L’Espagne a comme à son habitude monopolisé le ballon mais les individualités bleues sont totalement passées à côté de cet immense rendez-vous, surtout Ousmane Dembélé, transparent et dont la prestation a été indigne d’un Ballon d’Or, et Michael Olise, incapable de trouver la moindre ouverture. Fautes techniques, transmissions ratées, le joueur du Bayern Munich n’a pas réussi grand chose, il est vrai guère aidé par Adrien Rabiot qui a symbolisé la faillite du milieu de terrain.
Mbappé impuissant
Le capitaine Kylian Mbappé s’est lui démené mais après avoir été le fer de lance de l’équipe de France avec ses huit buts, il pouvait difficilement faire la différence sans l’aide de ses compères face à une telle équipe d’Espagne.

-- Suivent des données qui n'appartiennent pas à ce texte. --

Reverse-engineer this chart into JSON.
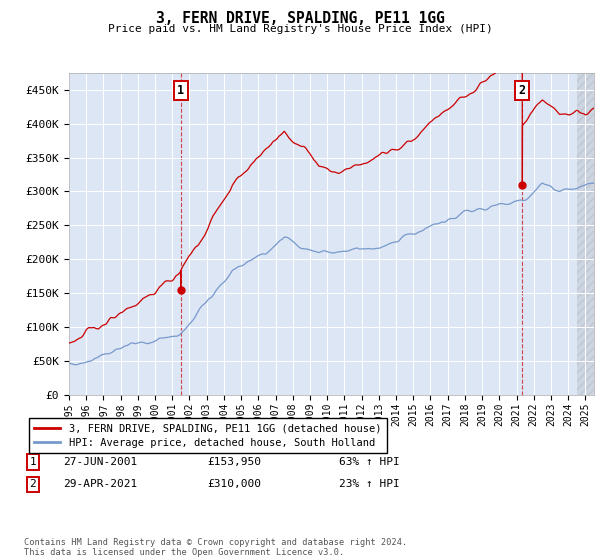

L’attaquant du Real Madrid se savait attendu contre son pays d’adoption mais il a été complètement muselé et ne s’offrira pas de deuxième couronne mondiale après celle de 2018.
Sa première grosse occasion n’est intervenue qu’à la 65e minute mais le « crack » de Bondy est tombé sur un Unai Simon vigilant dans la cage. Il a eu dans la foulée une autre belle opportunité, également détournée en corner (67e).
La sortie sur blessure dès la 30e minute du défenseur William Saliba, remplacé par Maxence Lacroix, n’a pas non plus aidé les hommes de Deschamps. Aurélien Tchouaméni, de retour après avoir manqué les deux dernières rencontres pour cause de soucis aux adducteurs, a lui été très loin de son meilleur niveau.
Le comble pour la France c’est que Lamine Yamal, considéré comme la principale menace espagnole et bourreau des Bleus en 2024 et 2025, ne s’est montré à son avantage qu’à de très rares exceptions, à l’image de sa Coupe du monde. Il a certes été à l’origine du penalty mais ne s’est pas souvent mis en valeur.
Qu’importe pour l’astre du Barça. À tout juste 19 ans, il va découvrir pour la première fois une finale de Coupe du monde, deux ans après avoir remporté l’Euro. Un écrin à la mesure de son talent.
« Les joueurs étaient anéantis dans le vestiaire », déclare Deschamps
« La déception est là, les joueurs étaient anéantis dans le vestiaire, car c’est un groupe de compétiteurs. Mais il ne faut pas balayer tout ce qui a été bien fait. Je suis comme les joueurs, j’avais cette ambition et cette volonté. On en avait la possibilité. On a beaucoup de fierté dans ce qu’on a réalisé dans des conditions difficiles. Il faut accepter la défaite et la victoire de l’Espagne. C’est le très haut niveau », a déclaré le technicien en conférence de presse.
« L’Espagne est très forte. Ils ont été très bons dans la lecture de notre jeu. On n’a pas trouvé les solutions. Si on n’a pas l’expression offensive et technique qu’on a eue jusqu’à maintenant, c’est de notre faute. Il y a aussi le mérite de l’adversaire. Il fallait être au maximum et l’équipe de France ne l’était pas ce soir », a-t-il ajouté.
Le sélectionneur a souligné les « erreurs techniques » de ses joueurs, indiquant qu’ils avaient été « un ton en dessous », avant de tacler l’arbitrage.
« Je ne veux pas passer pour une pleureuse. Mais je veux vous poser une question. Est-ce que l’arbitre de ce soir avait le niveau pour arbitrer une demi-finale de Coupe du monde? Je vous laisse y répondre », a-t-il lancé.
Deschamps, qui dirigera pour la dernière fois les Bleus samedi lors du match pour la 3e place après 14 ans passés à la tête de l’équipe nationale, s’est aussi dit « fier » de son parcours.
« Il y a eu 2018 (le titre de champion du monde, ndlr), la finale en 2022, on a maintenu la sélection française à un niveau très haut. C’est ainsi. Ce n’est pas un moment de bonheur ce soir mais il faut accepter la décision du match », a-t-il expliqué.